Mas falando em originalidade, “A Vila” merece atenção à sua soronidade, um complemento puramente necessário para o clima sugerido pelo filme. James Newton Howard, obviamente sempre com maestria preenche com perfeição a camada sonora sobre formas de ver o mundo e da mesma forma senti-lo.

Desde ao momento terno em descrever as aldeias existentes no filme nas trilhas “Noah Visits” e “What Are You Asking Me?” a forma aterradora e sufocante das faixas “Those We Don´t Speak Of”, “The Forbidden Line” e “It Is Not Real”. A |Trilha sonora de “A Vila” soa única e inovadora, tirada de sua proposta fílmica, surge como ensaio musical e miscelânia de notas que levam os espectadores a uma experiência musical única.

“A Vila” é um álbum a compor o quadro de trilhas sonoras, obviamente com destaque, apreciar um ensaio como esse é necessário mente aberta, da mesma forma para o filme que repete seus acertos e virtudes e exalta mais os nomes de Shyamalan e James Newton Howard.

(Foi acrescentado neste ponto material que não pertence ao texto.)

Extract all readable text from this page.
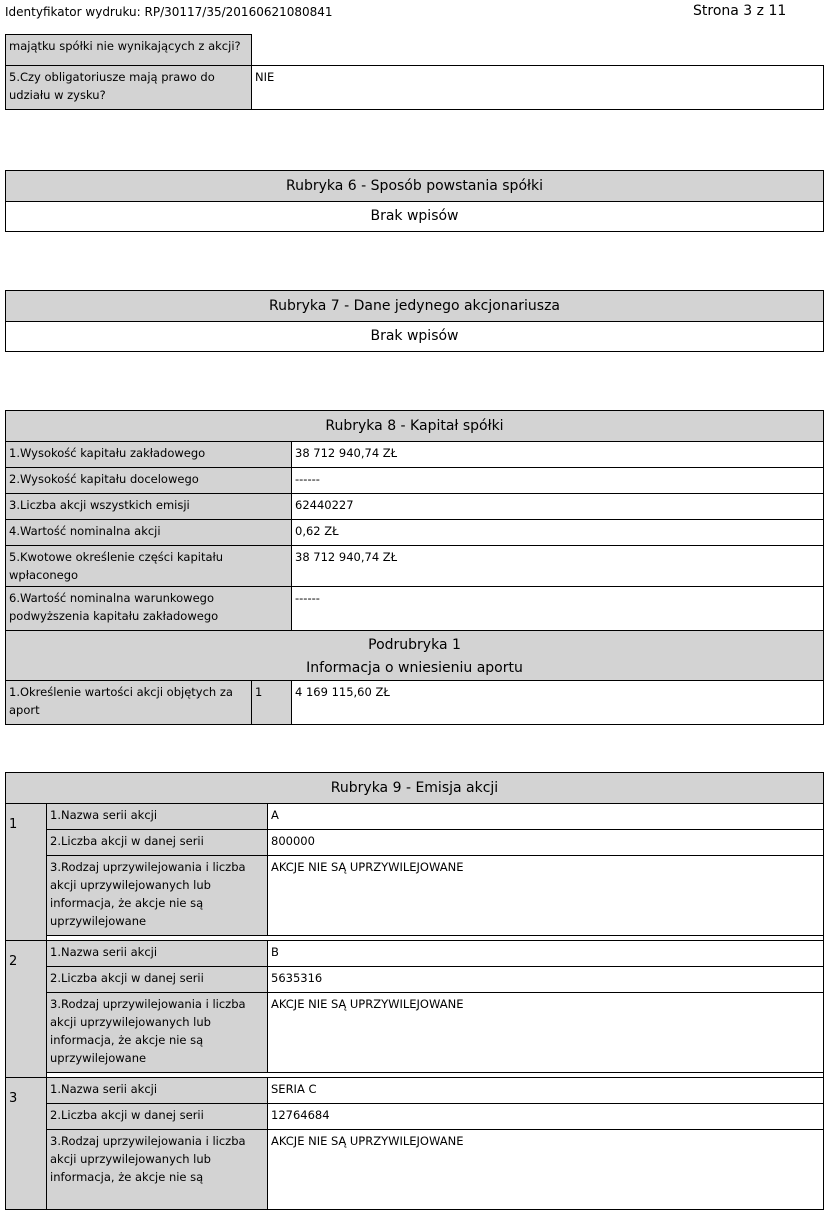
Identyfikator wydruku: RP/30117/35/20160621080841	Strona 3 z 11
majątku spółki nie wynikających z akcji?	
5.Czy obligatoriusze mają prawo do udziału w zysku?	NIE
Rubryka 6 - Sposób powstania spółki
Brak wpisów
Rubryka 7 - Dane jedynego akcjonariusza
Brak wpisów
Rubryka 8 - Kapitał spółki		
1.Wysokość kapitału zakładowego		38 712 940,74 ZŁ
2.Wysokość kapitału docelowego		------
3.Liczba akcji wszystkich emisji		62440227
4.Wartość nominalna akcji		0,62 ZŁ
5.Kwotowe określenie części kapitału wpłaconego		38 712 940,74 ZŁ
6.Wartość nominalna warunkowego podwyższenia kapitału zakładowego		------

Podrubryka 1
Informacja o wniesieniu aportu		

1.Określenie wartości akcji objętych za aport	1	4 169 115,60 ZŁ
Rubryka 9 - Emisja akcji		
1	1.Nazwa serii akcji	A
	2.Liczba akcji w danej serii	800000
	3.Rodzaj uprzywilejowania i liczba akcji uprzywilejowanych lub informacja, że akcje nie są uprzywilejowane	AKCJE NIE SĄ UPRZYWILEJOWANE

2	1.Nazwa serii akcji	B
	2.Liczba akcji w danej serii	5635316
	3.Rodzaj uprzywilejowania i liczba akcji uprzywilejowanych lub informacja, że akcje nie są uprzywilejowane	AKCJE NIE SĄ UPRZYWILEJOWANE

3	1.Nazwa serii akcji	SERIA C
	2.Liczba akcji w danej serii	12764684
	3.Rodzaj uprzywilejowania i liczba akcji uprzywilejowanych lub informacja, że akcje nie są	AKCJE NIE SĄ UPRZYWILEJOWANE
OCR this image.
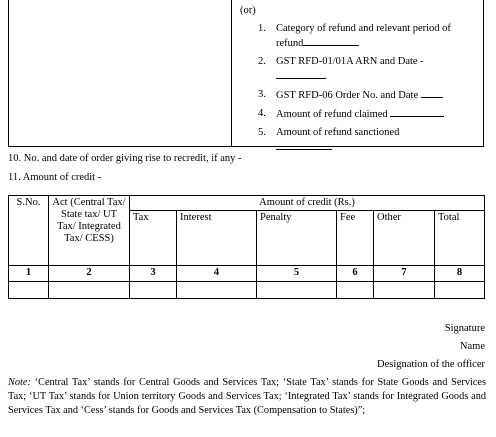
(or)
1. Category of refund and relevant period of refund
2. GST RFD-01/01A ARN and Date -

3. GST RFD-06 Order No. and Date
4. Amount of refund claimed
5. Amount of refund sanctioned

10. No. and date of order giving rise to recredit, if any -
11. Amount of credit -
S.No.	Act (Central Tax/ State tax/ UT Tax/ Integrated Tax/ CESS)	Amount of credit (Rs.)					
		Tax	Interest	Penalty	Fee	Other	Total
1	2	3	4	5	6	7	8

Signature
Name
Designation of the officer
Note: ‘Central Tax’ stands for Central Goods and Services Tax; ‘State Tax’ stands for State Goods and Services Tax; ‘UT Tax’ stands for Union territory Goods and Services Tax; ‘Integrated Tax’ stands for Integrated Goods and Services Tax and ‘Cess’ stands for Goods and Services Tax (Compensation to States)”;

Revelar o medo, a ignorância e o preconceito de uma sociedade multifacetada de forma puramente expressiva são ideologias que representam o difícil ver, difícil compreender do público que está exposto a isso. Falar sobre o poder do amor, a necessidade de enfrentar o medo, a vergonha de expressar sentimentos, a perturbação do passado, a fé ou a falta dela sobre a busca da verdade são fatos tão escancarados na sociedade que a impedem de certas formas isolar das ações do Mundo, criando um muro alto de medos que formam a carrancuda carapaça da não-evolução, assombrada por monstros de falácias que trucidam de certa forma a busca das “verdades”. O conjunto que forma “A Vila” representa todo esse desespero de sociedades que se isolam da disperticidade e da sua incapacidade de conhecer o outro.